La dernière minute de la 1ère plage est un petit bijou démonstratif du talent du jeune batteur de 28 ans, présent sur 4 morceaux et jouant en trio avec McCoy Tyner. Un son brut, bien frappé qui est à rapprocher avec la plage éponyme du cd "Trouble Shootin" de Di Battista sur lequel il joue en entier. On ne demande qu’à la repasser en boucle.
Parce qu’il a été enregistré à New York, Share donne des ailes et du rythme. Dexter sent bon le hard-bop avec Tom Harrell au bugle et Mark Turner au saxophone. Mon ange contient un magnifique thème qui part en vrille pour faire la part belle à l’improvisation, atteignant son paroxysme au croisement avec la batterie d’Harland dans son déchainement le plus total.
Les six autres morceaux sont assurés par Otis Brown III qui n’est pas en reste. En trio, en quartet ou en quintet, tout est subtilement bien dosé.
L’album donne des images sur la longueur, sans que les pistes aient besoin de se nommer pour se faire comprendre ; et c’est l’un des charmes de cet album instrumental. Sur Peace, c’est la plénitude qui nous inonde ; on se met à rêver tout en reconnaissant le doigté d’une formation classique. Samsara est un clin d’œil au générique de Taxi Driver composé par Bernard Herrmann.
Sur Red light district, c’est la prohibition de NY en accord de septième. Le tout se finit sur un titre mélodique Vibe, rempli de dégradés et de nuances. Ce "Partage" harmonieux est un bon exemple de différentes couleurs musicales, en témoignent le duo Blue, et les phrases sinueuses en 11/4 de Flow.
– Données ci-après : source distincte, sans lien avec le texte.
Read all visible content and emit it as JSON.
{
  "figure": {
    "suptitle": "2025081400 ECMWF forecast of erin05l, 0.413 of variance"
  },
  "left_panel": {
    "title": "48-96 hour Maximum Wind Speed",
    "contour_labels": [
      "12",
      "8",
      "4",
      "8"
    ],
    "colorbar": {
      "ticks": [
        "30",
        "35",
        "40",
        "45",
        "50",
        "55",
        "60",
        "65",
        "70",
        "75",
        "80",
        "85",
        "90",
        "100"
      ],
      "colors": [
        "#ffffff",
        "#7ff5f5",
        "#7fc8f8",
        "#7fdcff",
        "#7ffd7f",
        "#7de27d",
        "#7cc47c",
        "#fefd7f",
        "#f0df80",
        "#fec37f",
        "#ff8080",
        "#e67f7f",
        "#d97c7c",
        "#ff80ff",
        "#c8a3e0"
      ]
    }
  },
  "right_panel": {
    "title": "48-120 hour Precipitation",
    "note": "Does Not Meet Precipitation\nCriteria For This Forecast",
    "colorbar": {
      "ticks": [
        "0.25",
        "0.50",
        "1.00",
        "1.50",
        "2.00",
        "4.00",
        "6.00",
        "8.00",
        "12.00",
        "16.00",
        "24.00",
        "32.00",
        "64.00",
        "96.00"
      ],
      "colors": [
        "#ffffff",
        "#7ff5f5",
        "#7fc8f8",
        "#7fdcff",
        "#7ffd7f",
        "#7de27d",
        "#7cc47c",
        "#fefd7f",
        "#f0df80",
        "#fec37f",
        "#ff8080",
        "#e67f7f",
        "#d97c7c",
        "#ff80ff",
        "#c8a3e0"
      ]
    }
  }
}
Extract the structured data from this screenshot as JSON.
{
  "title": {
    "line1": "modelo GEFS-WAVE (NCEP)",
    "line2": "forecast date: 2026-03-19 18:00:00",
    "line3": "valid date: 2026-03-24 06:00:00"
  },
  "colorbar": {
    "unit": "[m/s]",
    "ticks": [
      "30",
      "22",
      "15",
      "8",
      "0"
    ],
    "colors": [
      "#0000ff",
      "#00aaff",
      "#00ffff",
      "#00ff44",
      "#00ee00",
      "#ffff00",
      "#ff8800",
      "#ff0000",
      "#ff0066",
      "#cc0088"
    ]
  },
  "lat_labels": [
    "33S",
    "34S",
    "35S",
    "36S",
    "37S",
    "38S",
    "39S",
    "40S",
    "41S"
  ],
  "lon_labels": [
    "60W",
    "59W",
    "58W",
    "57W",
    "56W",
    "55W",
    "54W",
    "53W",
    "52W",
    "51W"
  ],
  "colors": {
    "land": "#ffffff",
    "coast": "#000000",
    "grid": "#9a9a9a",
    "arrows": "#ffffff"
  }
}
Une traversée musicale outre atlantique aux longues phalanges mises en avant sur la pochette, il faut prendre son temps pour savourer chaque moment de l’album. Baptiste Trotignon se dit fier du résultat final, il n’a pas tort. Il nous rassure aussi : le piano jazz français n’est pas mort.
Un disque vivifiant, équilibré, c’est ce que l’on peut attendre d’un album jazz en 2009...et pour bien commencer 2009 !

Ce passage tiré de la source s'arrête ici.